TORONTO (miningweekly.com) – Democratic Republic of Congo copper producer Anvil Mining on Friday said 39% shareholder Trafigura wanted to sell its stake, putting to rest earlier speculation that the trading house was planning a takeover.
The move sparked a strategic review of the Toronto-listed company’s options, and CEO Darryll Castle said the process was likely to reach closure by the end of the year.
“I do find it disruptive internally and we are trying to fast track the process, and I definitely want to move into the new year with this behind us,” he said on a conference call.
While Castle declined to say whether Anvil had signed any confidentiality agreements with interested companies, he did reveal that “there are several things going on at the same time”.
The company has appointed BMO Capital to advise it on the strategic review, first announced on August 4.
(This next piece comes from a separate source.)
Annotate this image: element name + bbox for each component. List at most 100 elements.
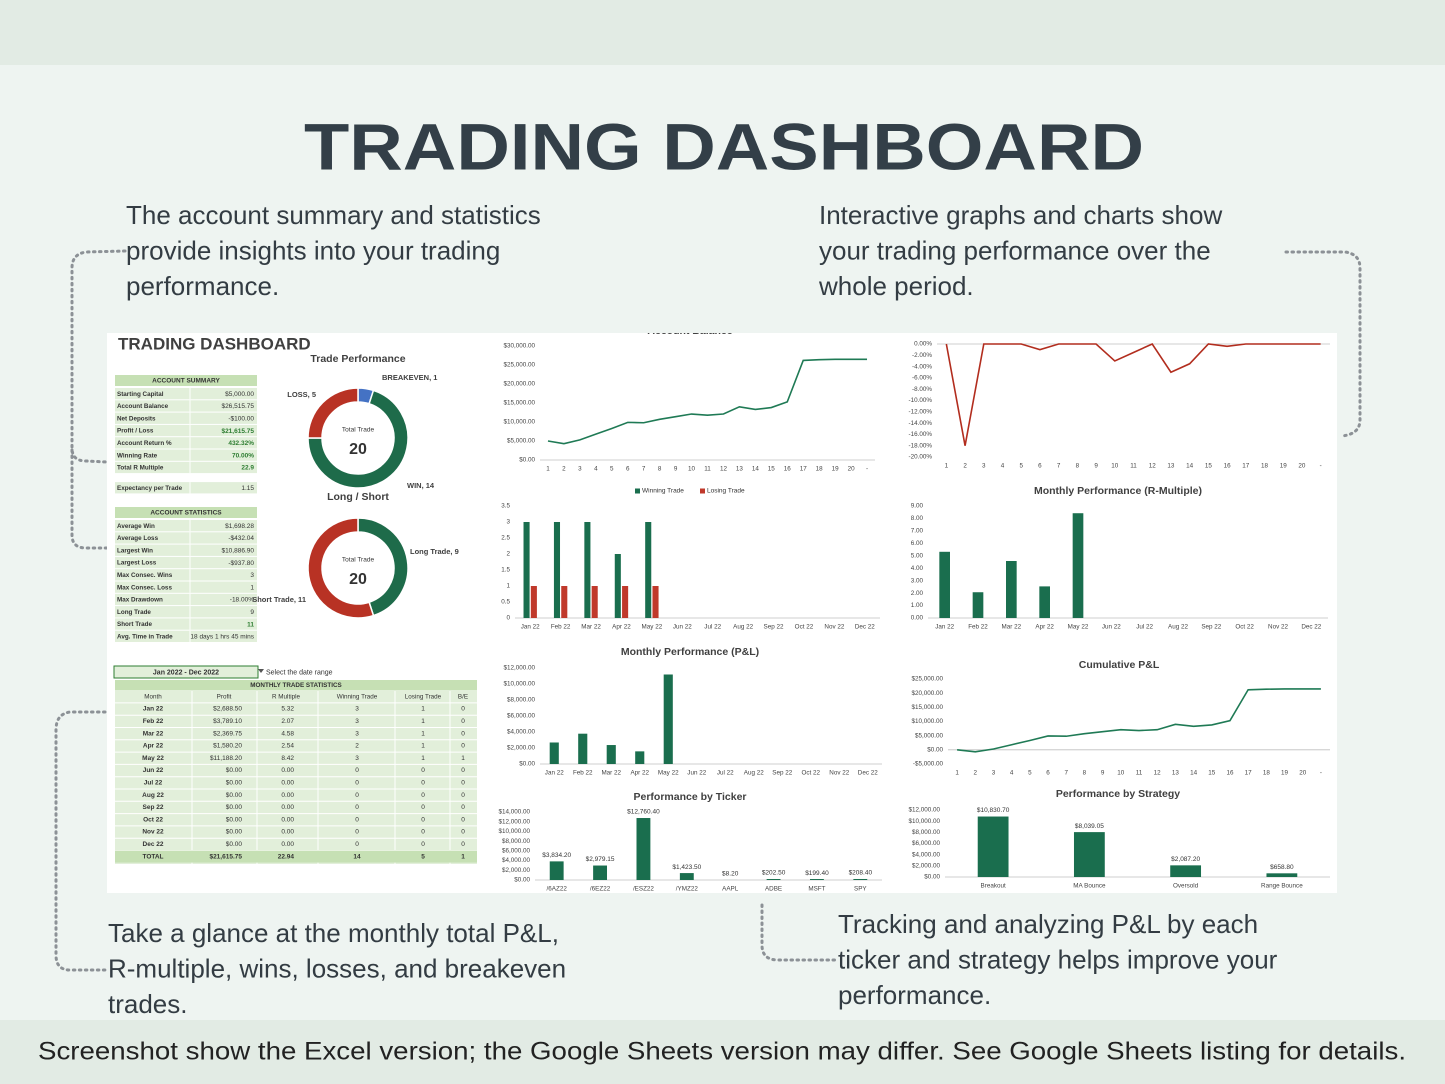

According to Castle, Trafigura told Anvil that it considered its stake in the company, acquired through a $200-million debt and equity deal in August 2009, as noncore, and wanted to exit it.
He said that a number of companies that were interested in buying the 39% shareholding had approached the Switzerland-based trading house.
“My sense is that they are approached at regular intervals regarding their stake in Anvil. I don’t think that one came along that was better than any other, so I don’t think it [the decision to sell] was precipitated by a single offer,” commented Castle.
“To some extent, yes, it was a surprise to us. Though, being rational, there was a view that they were going to sell anyway.”
Last week, an unnamed analyst told Mining Weekly Online that he thought Trafigura was looking to buy all the shares of Anvil.
“At the end of the day, a lot of people think that's a way for them to start building a mining arm,” he said.
Trafigura, based in Switzerland, is the world’s second-biggest independent trader in nonferrous concentrates.
KINSEVERE ON BUDGET
Meanwhile, Castle said that the $400-million Kinsevere Stage 2 expansion, set to produce 60 000 t/y of copper cathode, was on budget, with commissioning set to occur this quarter and full production in the last quarter.
Anvil produced 5 999 t of copper during the three months ended June, generating revenues of $10.4-million, which was nearly one-third lower than the same period last year.
This translated into a less-than-$1-million loss for the quarter, as the company shut down the old heavy media separation plant at Kinsevere to focus on the commissioning of the new solvent extraction electrowinning plant.
Anvil reported a $15-million profit in the second quarter of 2010.
The company’s stock rose 1.6% in Toronto, to trade at $6.15 apiece in the early morning.